Babies are more important than dogs. Sorry, Neely!
A couple of my gals have had sweet new babies recently. So exciting! Like just about everybody, I love finding out the names parents have chosen for their children. What a profound privilege.
Celebrating the arrival of our newest neighbor Hudson.
Lots of tips for baby’s first year, I realized, are just as much about helping the parent adjust as they are about the baby’s wellbeing, and this is one:
Use the baby’s name. I read that simple piece of advice somewhere, and it became quite profound for me. Don’t call her The Baby. It’s too easy then, to think of her the same way you’d think about your dog, or some other obligation or chore. “We’ve got to get home so the baby can nap.” (Sounds like: “We’ve got to get home to walk the dog.”) Instead of I’ve got to feed the baby, try I’m going to feed Mary Tobin.
Surely the child learns his own name and develops a sense of security as he hears it lovingly spoken. But I’d argue it’s more for Mom and Dad. New parents are going to be significantly inconvenienced by this new baby. (I hope you knew that already. You did sign up for it.) I knew it, of course, but it’s one thing to know, and another to adjust and to bring your heart, and body, alongside your mind to accept and embrace the responsibility. Calling Mary Tobin Mary Tobin, the name we chose with so much love, was a subtle reminder that she is a person! Just like me and you! She has needs and she’s real. She’s not a doll, a pet, or a project, but a life and a dear girl.

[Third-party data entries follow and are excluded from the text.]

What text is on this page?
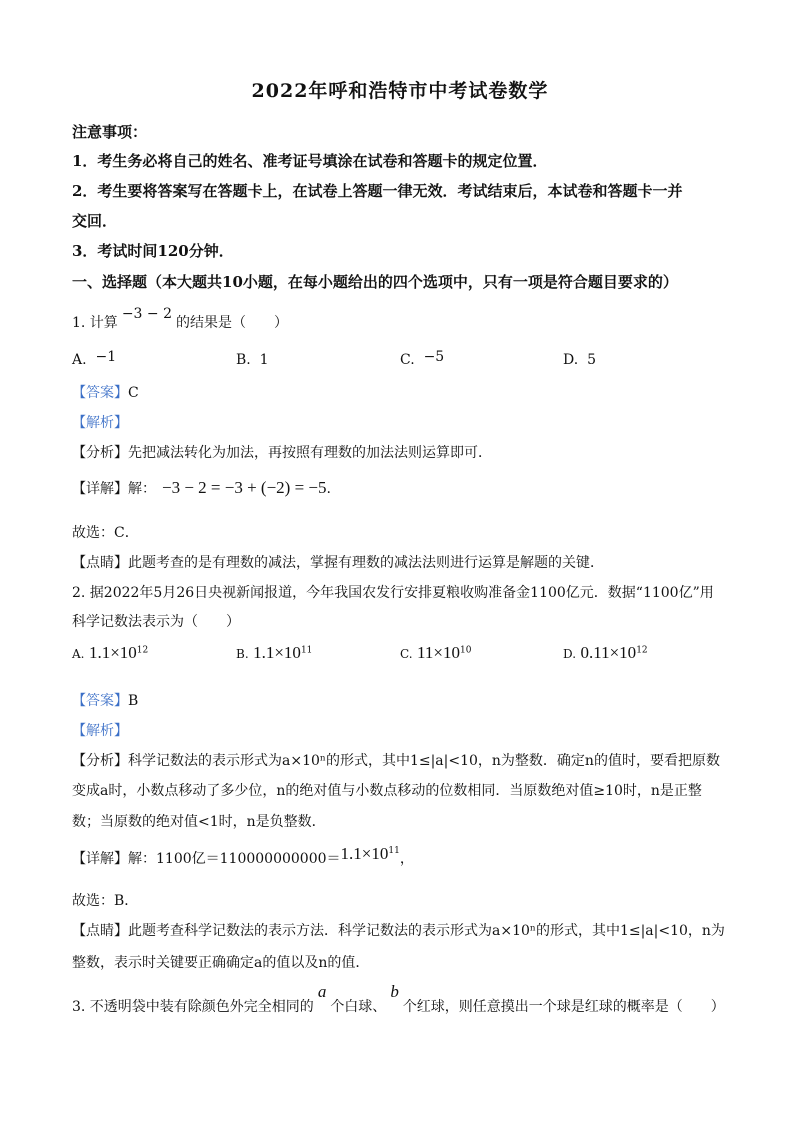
2022年呼和浩特市中考试卷数学
注意事项：
1．考生务必将自己的姓名、准考证号填涂在试卷和答题卡的规定位置．
2．考生要将答案写在答题卡上，在试卷上答题一律无效．考试结束后，本试卷和答题卡一并
交回．
3．考试时间120分钟．
一、选择题（本大题共10小题，在每小题给出的四个选项中，只有一项是符合题目要求的）
1. 计算−3 − 2的结果是（　　）
A. −1	B. 1	C. −5	D. 5
【答案】C
【解析】
【分析】先把减法转化为加法，再按照有理数的加法法则运算即可．
【详解】解： −3 − 2 = −3 + (−2) = −5.
故选：C．
【点睛】此题考查的是有理数的减法，掌握有理数的减法法则进行运算是解题的关键．
2. 据2022年5月26日央视新闻报道，今年我国农发行安排夏粮收购准备金1100亿元．数据“1100亿”用
科学记数法表示为（　　）
A. $1.1\times 10^{12}$	B. $1.1\times 10^{11}$	C. $11\times 10^{10}$	D. $0.11\times 10^{12}$
【答案】B
【解析】
【分析】科学记数法的表示形式为a×10ⁿ的形式，其中1≤|a|<10，n为整数．确定n的值时，要看把原数
变成a时，小数点移动了多少位，n的绝对值与小数点移动的位数相同．当原数绝对值≥10时，n是正整
数；当原数的绝对值<1时，n是负整数．
【详解】解：1100亿$=110000000000=1.1\times 10^{11}$，
故选：B．
【点睛】此题考查科学记数法的表示方法．科学记数法的表示形式为a×10ⁿ的形式，其中1≤|a|<10，n为
整数，表示时关键要正确确定a的值以及n的值．
3. 不透明袋中装有除颜色外完全相同的a个白球、b个红球，则任意摸出一个球是红球的概率是（　　）
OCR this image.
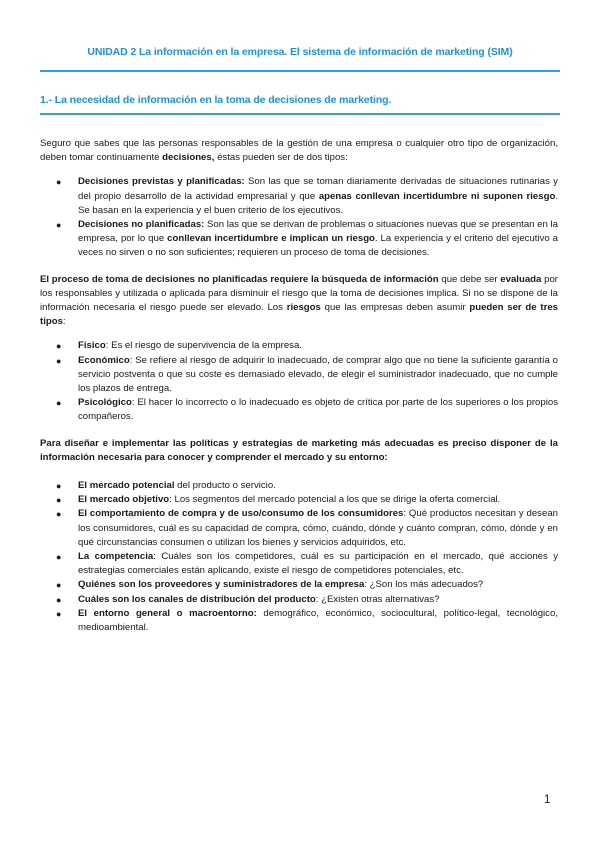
UNIDAD 2 La información en la empresa. El sistema de información de marketing (SIM)
1.- La necesidad de información en la toma de decisiones de marketing.

Seguro que sabes que las personas responsables de la gestión de una empresa o cualquier otro tipo de organización, deben tomar continuamente decisiones, éstas pueden ser de dos tipos:

● Decisiones previstas y planificadas: Son las que se toman diariamente derivadas de situaciones rutinarias y del propio desarrollo de la actividad empresarial y que apenas conllevan incertidumbre ni suponen riesgo. Se basan en la experiencia y el buen criterio de los ejecutivos.
● Decisiones no planificadas: Son las que se derivan de problemas o situaciones nuevas que se presentan en la empresa, por lo que conllevan incertidumbre e implican un riesgo. La experiencia y el criterio del ejecutivo a veces no sirven o no son suficientes; requieren un proceso de toma de decisiones.

El proceso de toma de decisiones no planificadas requiere la búsqueda de información que debe ser evaluada por los responsables y utilizada o aplicada para disminuir el riesgo que la toma de decisiones implica. Si no se dispone de la información necesaria el riesgo puede ser elevado. Los riesgos que las empresas deben asumir pueden ser de tres tipos:

● Físico: Es el riesgo de supervivencia de la empresa.
● Económico: Se refiere al riesgo de adquirir lo inadecuado, de comprar algo que no tiene la suficiente garantía o servicio postventa o que su coste es demasiado elevado, de elegir el suministrador inadecuado, que no cumple los plazos de entrega.
● Psicológico: El hacer lo incorrecto o lo inadecuado es objeto de crítica por parte de los superiores o los propios compañeros.

Para diseñar e implementar las políticas y estrategias de marketing más adecuadas es preciso disponer de la información necesaria para conocer y comprender el mercado y su entorno:

● El mercado potencial del producto o servicio.
● El mercado objetivo: Los segmentos del mercado potencial a los que se dirige la oferta comercial.
● El comportamiento de compra y de uso/consumo de los consumidores: Qué productos necesitan y desean los consumidores, cuál es su capacidad de compra, cómo, cuándo, dónde y cuánto compran, cómo, dónde y en qué circunstancias consumen o utilizan los bienes y servicios adquiridos, etc.
● La competencia: Cuáles son los competidores, cuál es su participación en el mercado, qué acciones y estrategias comerciales están aplicando, existe el riesgo de competidores potenciales, etc.
● Quiénes son los proveedores y suministradores de la empresa: ¿Son los más adecuados?
● Cuáles son los canales de distribución del producto: ¿Existen otras alternativas?
● El entorno general o macroentorno: demográfico, económico, sociocultural, político-legal, tecnológico, medioambiental.
1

Names. So much could be written about their significance. For me using Mary Tobin’s name was a weapon against bitterness and discouragement in the early days of motherhood. You’ll still feel bitter and discouraged at times, but you’ll have an advantage from daily reminding yourself that your baby is a person who should not be dehumanized or objectified.

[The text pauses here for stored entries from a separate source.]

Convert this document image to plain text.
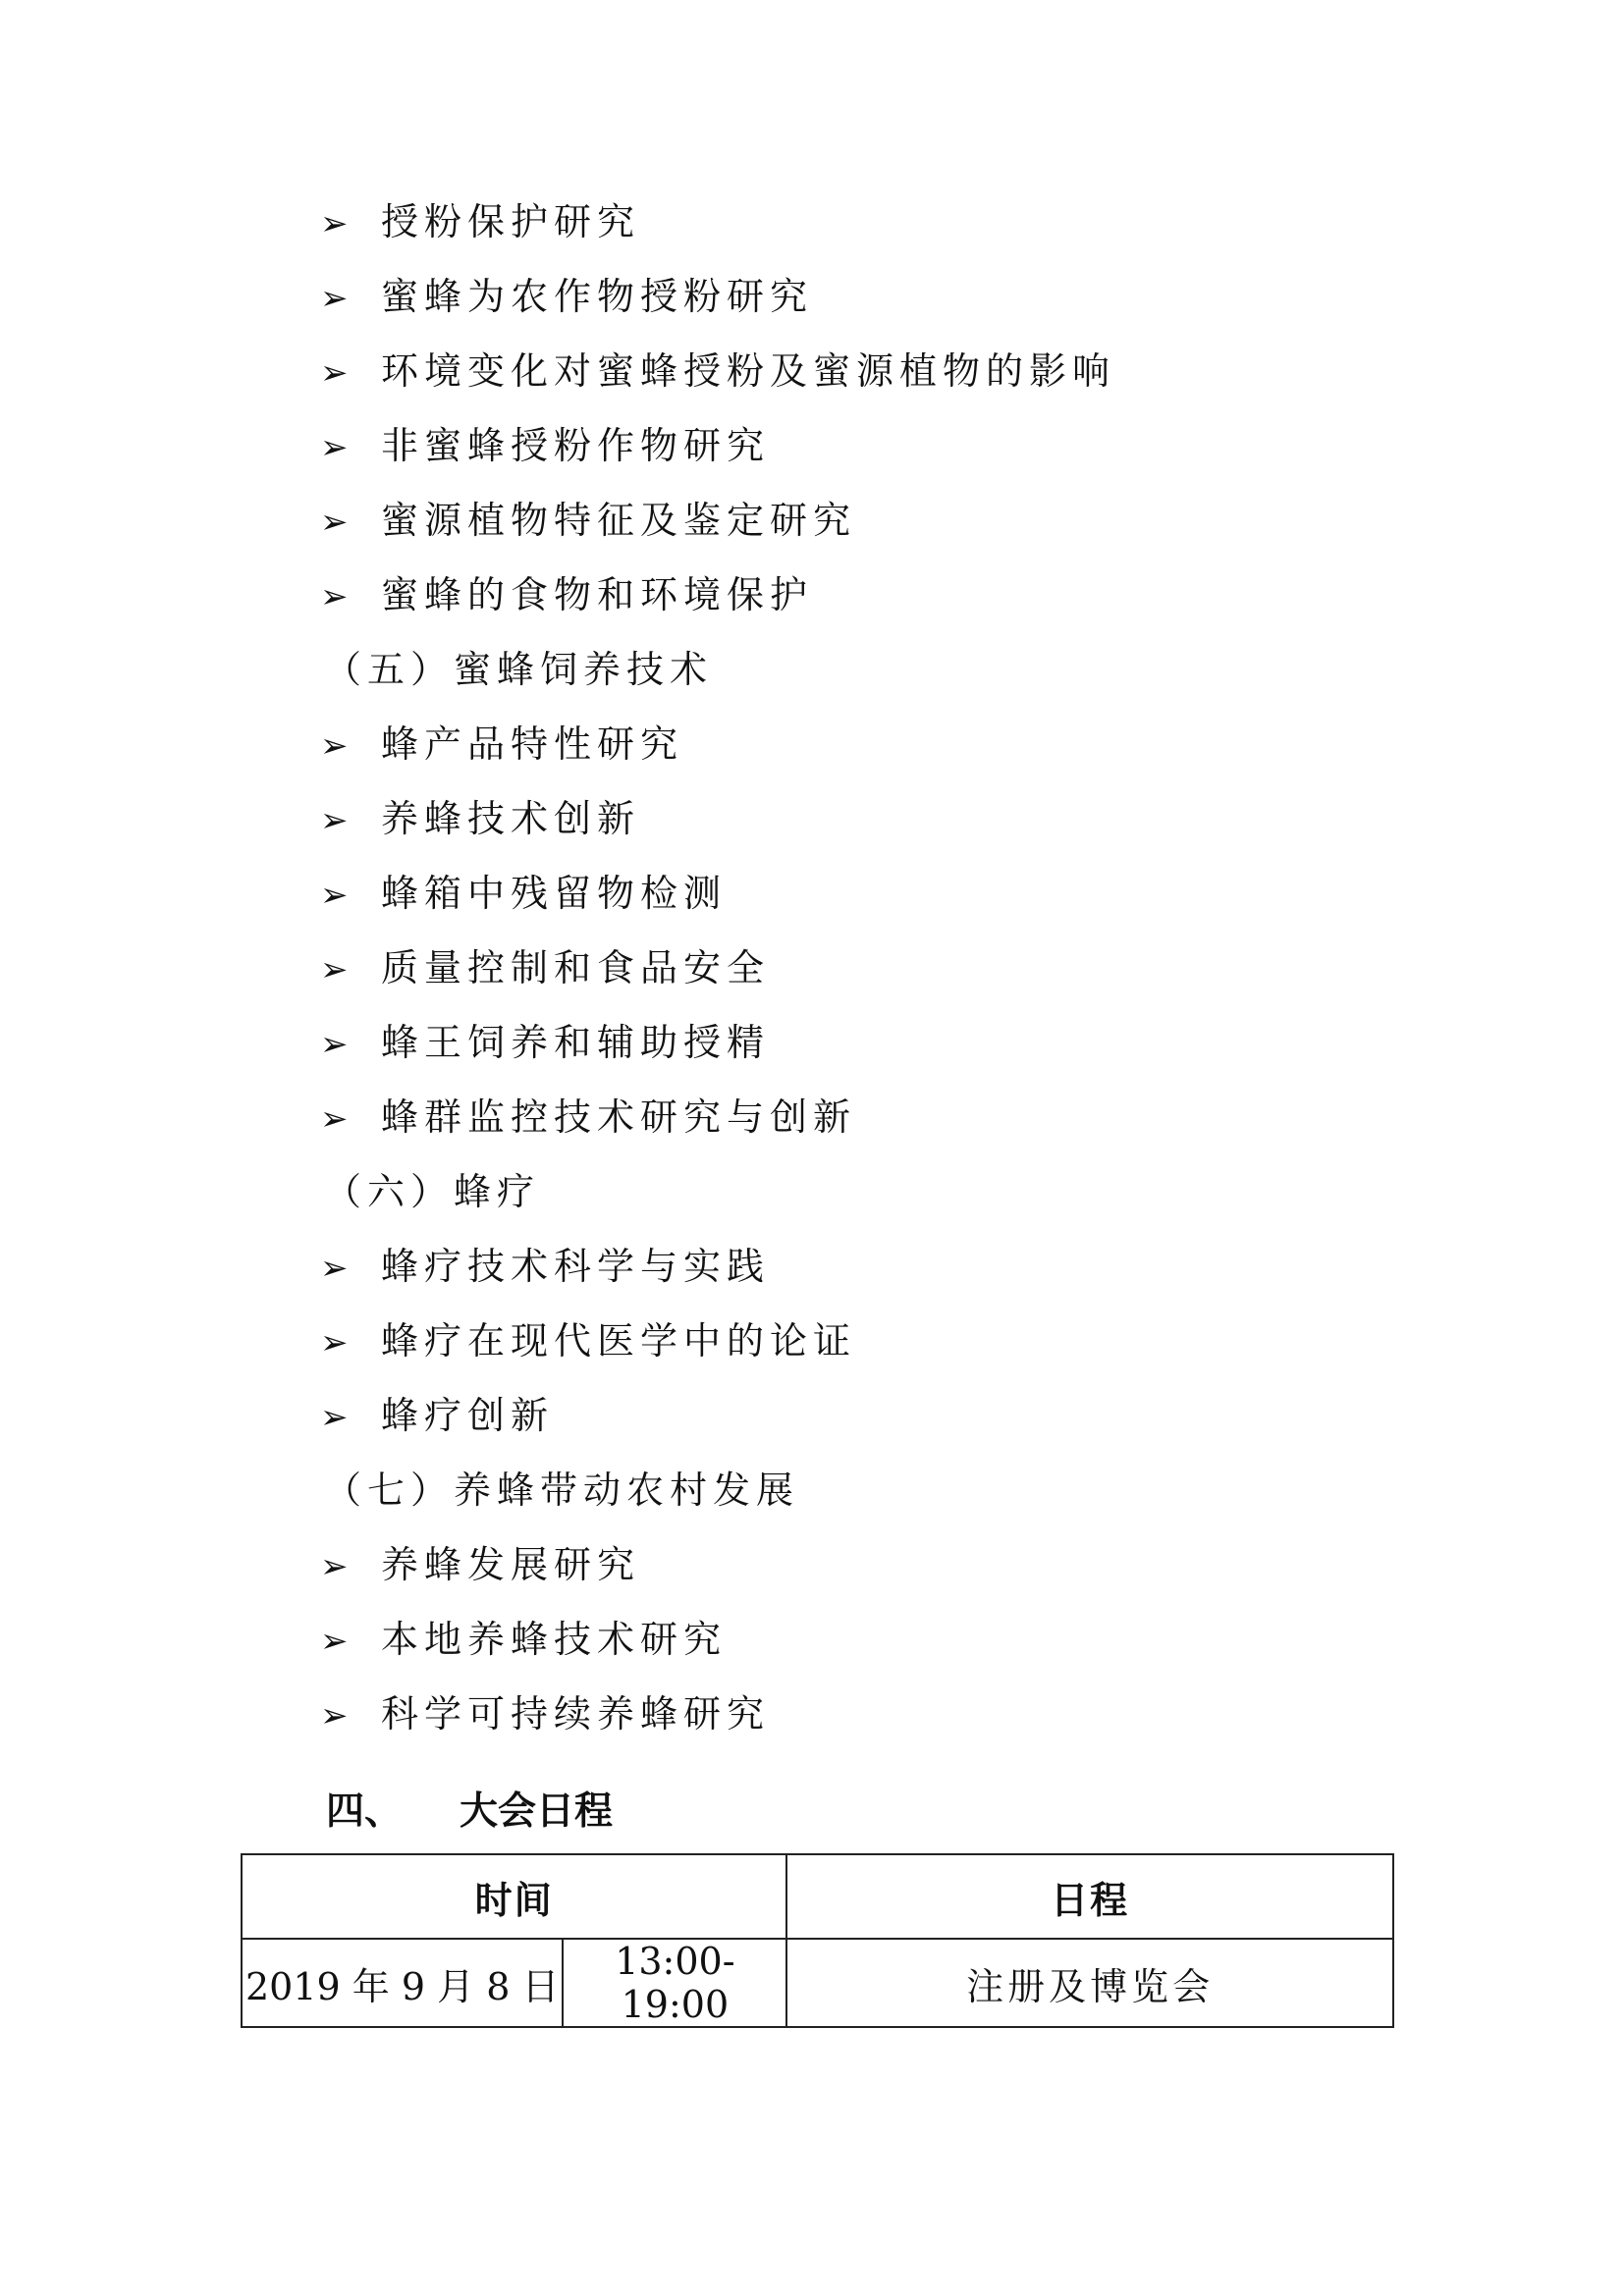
➢ 授粉保护研究
➢ 蜜蜂为农作物授粉研究
➢ 环境变化对蜜蜂授粉及蜜源植物的影响
➢ 非蜜蜂授粉作物研究
➢ 蜜源植物特征及鉴定研究
➢ 蜜蜂的食物和环境保护
（五）蜜蜂饲养技术
➢ 蜂产品特性研究
➢ 养蜂技术创新
➢ 蜂箱中残留物检测
➢ 质量控制和食品安全
➢ 蜂王饲养和辅助授精
➢ 蜂群监控技术研究与创新
（六）蜂疗
➢ 蜂疗技术科学与实践
➢ 蜂疗在现代医学中的论证
➢ 蜂疗创新
（七）养蜂带动农村发展
➢ 养蜂发展研究
➢ 本地养蜂技术研究
➢ 科学可持续养蜂研究
四、 大会日程
时间		日程
2019 年 9 月 8 日	13:00-19:00	注册及博览会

Elizabeth’s son John Bernard IV, AKA Bear. Bernard means “brave as a bear.” How awesome is that name?
My friend Elizabeth built up my ego during her pregnancy by asking my advice on various matters. We agreed that in some ways it’s easier to learn from the experiences of our peers than from the advice of seasoned mamas and grandmothers (not to mention mothers-in-law!). Perhaps because of the distance of years, the veteran moms can make it sound so easy. There’s less pressure with advice from friends your own age: you can take it or leave it, since we’re just rookies trying stuff out. (Example: Elizabeth took my suggestion to rub one’s belly with olive oil to avoid stretch marks, but one-upped me by buying something actually made for the purpose.) Above all I think you can feel the sympathy factor in a very real way with other new moms; it feels like we’re in it together. And by sympathy, perhaps I mean a palpable sense of shared desperation!
All that to say! While helpful for her, I hope, Elizabeth’s openness to my thoughts about what I did during pregnancy and Mary Tobin’s first year was really encouraging to me. I got to think about what helped me most and what I’d like to hold on to for the future. Once I began brainstorming, she was so patient and kind as I called and emailed with all sorts of tips, and did not cut me off when I sent random text messages that began “unsolicited advice #8 million” and ended “sorry I’m so annoying!!!”
Besides using the name, my other favorite tip (from Mama Rote, of course) was to put up my feet whenever I could when pregnant. Also, drink lots of water. And stock the fridge with cut pineapple, watermelon, or something else that will make you feel good. What baby advice has been helpful to you—profound or otherwise?